La Grande Chambre de la Cour européenne des droits de l’homme a conclu, lundi 11 juillet, que la Turquie avait violé l’article 46 (force obligatoire et exécution des arrêts) de la Convention européenne des droits de l’homme en ne libérant pas le dissident Osman Kavala comme le réclamait un arrêt rendu en 2019.
L’arrêt de ce lundi s’inscrit dans la « procédure en manquement » prévue au paragraphe 4 de l’article 46 afin de sanctionner tout État partie à la Convention européenne des droits de l’homme qui ne se conformerait pas aux décisions de la Cour : après une mise en demeure du Comité des ministres du Conseil de l’Europe non suivie d’effets, celui-ci saisit la Cour afin qu’elle statue officiellement sur la non-exécution et lui renvoie l’affaire en vue de sanctions.
Depuis son inscription dans la Convention en 2010, cette procédure n’a été appliquée qu’à l’encontre de l’Azerbaïdjan, dans le cadre de l’affaire Mammadov.

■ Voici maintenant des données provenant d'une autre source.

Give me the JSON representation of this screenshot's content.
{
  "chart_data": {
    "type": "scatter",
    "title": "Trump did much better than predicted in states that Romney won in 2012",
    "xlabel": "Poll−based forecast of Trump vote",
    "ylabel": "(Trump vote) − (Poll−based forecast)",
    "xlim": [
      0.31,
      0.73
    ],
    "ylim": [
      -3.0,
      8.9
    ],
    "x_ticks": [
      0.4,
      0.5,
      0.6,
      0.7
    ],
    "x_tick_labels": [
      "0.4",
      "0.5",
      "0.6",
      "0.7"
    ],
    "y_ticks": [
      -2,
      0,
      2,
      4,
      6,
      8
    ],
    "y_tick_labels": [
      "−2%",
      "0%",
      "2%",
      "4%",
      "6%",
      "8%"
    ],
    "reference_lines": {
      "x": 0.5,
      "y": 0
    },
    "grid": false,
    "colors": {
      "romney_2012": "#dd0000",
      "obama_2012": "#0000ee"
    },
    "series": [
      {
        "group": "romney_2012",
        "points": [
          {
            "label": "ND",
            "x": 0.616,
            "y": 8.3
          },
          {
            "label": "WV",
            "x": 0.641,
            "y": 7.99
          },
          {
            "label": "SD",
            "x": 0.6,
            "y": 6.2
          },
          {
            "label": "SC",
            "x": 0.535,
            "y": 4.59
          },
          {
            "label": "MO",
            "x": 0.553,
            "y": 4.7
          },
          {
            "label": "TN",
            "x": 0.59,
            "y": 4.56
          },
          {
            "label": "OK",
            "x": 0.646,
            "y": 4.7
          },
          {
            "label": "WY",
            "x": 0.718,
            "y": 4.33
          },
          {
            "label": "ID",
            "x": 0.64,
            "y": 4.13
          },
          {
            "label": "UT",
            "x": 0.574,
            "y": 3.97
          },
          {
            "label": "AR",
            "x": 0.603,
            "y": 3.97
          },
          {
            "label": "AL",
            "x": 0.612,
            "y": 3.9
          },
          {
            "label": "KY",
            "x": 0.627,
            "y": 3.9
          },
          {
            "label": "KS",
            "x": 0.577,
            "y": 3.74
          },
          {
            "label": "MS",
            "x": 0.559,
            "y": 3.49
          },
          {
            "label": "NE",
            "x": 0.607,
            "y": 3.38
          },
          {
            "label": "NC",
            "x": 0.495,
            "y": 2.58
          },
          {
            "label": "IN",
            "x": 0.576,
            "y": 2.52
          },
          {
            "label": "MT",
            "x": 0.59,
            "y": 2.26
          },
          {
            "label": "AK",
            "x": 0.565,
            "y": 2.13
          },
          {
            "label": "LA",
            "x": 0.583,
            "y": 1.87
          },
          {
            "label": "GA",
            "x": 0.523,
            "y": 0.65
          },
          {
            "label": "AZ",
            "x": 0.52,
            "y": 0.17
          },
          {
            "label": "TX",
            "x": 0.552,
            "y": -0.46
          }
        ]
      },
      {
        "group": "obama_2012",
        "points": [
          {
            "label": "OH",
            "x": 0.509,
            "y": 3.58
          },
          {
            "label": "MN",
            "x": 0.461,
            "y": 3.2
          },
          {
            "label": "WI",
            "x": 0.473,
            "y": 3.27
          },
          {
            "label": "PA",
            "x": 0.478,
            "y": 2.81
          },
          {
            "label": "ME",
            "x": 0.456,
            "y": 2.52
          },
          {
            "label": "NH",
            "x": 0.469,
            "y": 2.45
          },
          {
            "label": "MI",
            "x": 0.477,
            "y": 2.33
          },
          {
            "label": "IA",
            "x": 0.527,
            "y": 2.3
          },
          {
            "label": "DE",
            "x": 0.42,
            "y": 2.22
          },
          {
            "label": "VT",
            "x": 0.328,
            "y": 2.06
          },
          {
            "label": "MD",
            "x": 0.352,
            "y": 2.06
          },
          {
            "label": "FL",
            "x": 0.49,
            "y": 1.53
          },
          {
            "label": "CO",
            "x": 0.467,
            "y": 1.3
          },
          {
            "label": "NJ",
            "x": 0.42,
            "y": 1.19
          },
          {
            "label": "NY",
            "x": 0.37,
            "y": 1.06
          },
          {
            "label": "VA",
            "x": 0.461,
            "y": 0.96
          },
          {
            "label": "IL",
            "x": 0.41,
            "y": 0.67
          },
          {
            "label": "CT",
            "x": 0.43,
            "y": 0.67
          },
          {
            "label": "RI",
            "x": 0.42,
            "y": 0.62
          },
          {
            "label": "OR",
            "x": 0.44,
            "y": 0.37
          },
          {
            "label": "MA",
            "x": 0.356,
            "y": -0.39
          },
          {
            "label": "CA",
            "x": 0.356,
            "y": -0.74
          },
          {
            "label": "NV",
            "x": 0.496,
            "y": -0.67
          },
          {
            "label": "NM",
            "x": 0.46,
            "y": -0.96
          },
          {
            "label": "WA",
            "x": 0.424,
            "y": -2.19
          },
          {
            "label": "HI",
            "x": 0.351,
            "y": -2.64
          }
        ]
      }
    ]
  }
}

Lancée en 2017 sur base de la non-exécution d’un arrêt de 2014, elle s’est conclue par la libération du dissident en avril 2020, après un arrêt de la Grande Chambre rendu en mai 2019.
En ce qui concerne l’affaire « Kavala c. Türkiye », le ministre irlandais des Affaires étrangères et président du Comité des ministres du Conseil de l’Europe, Simon Coveney, la Secrétaire générale, Marija Pejčinović Burić, et le président de l’Assemblée parlementaire, Tiny Kox, se sont félicités de ce nouvel arrêt « qui apporte une réponse claire ».
Leur Déclaration commune renouvelle leur appel à la libération immédiate du défenseur des droits de l’homme incarcéré en novembre 2017, libéré le 18 février 2020 au prétexte de l’arrêt de la cour de 2019, mais arrêté à nouveau le jour même et condamné à la prison à vie en avril dernier pour « tentative de coup d’État ».